One wrote his disgust from Toronto to the head of the Southern Baptist Convention in Tennessee: “We take a dim view that a man holding high responsible position as you do, would be quoted as holding such bigoted views.”
Another wrote to Peale the day after his statement: “Politics are dirty and therefore a church and thier (sic) leaders must stay clean or your teaching are (sic) nil.”
On September twelfth, five days after Peale’s announcement, Kennedy addressed the Greater Houston Ministerial Association. He affirmed to them his loyalty to the constitution of the United States and the principle of separation of church and state. He, therefore, also stood against federal funds to private and religious schools, religious figures telling people how to vote and any international figure or body dictating to the president how to act. The implication here was regarding foreign policy. 6
This statement which today is still quoted by those both for and against it, in and out of the Catholic faith, ended this dispute with The National Conference of Citizens for Religious Freedom.
Peale and the organization distanced themselves from each other by September 21 and Peale later apologized to his Manhattan congregation for getting involved in politics.

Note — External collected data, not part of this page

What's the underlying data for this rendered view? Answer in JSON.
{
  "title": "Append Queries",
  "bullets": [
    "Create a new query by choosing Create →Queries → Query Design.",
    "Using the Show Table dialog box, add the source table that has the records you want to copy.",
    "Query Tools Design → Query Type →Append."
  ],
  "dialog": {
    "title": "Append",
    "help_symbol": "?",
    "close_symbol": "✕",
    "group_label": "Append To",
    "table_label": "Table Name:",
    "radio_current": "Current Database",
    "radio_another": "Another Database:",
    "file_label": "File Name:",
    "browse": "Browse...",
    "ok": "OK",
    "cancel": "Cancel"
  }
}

Graham also regretted his involvement.7
Kennedy obviously won the election against Nixon and the issue of a Catholic president was settled.
Catholics today still debate whether Kennedy’s position watered down their Catholic witness in the United States. However, from a strictly political perspective candidates understand Americans do not have any room for intolerance of any type.
As we continue through this election, the question can be asked again how loyal is the candidate to the Constitution of the United States, for as Kennedy made it clear, Americans want a president whose loyalty to that document is tantamount.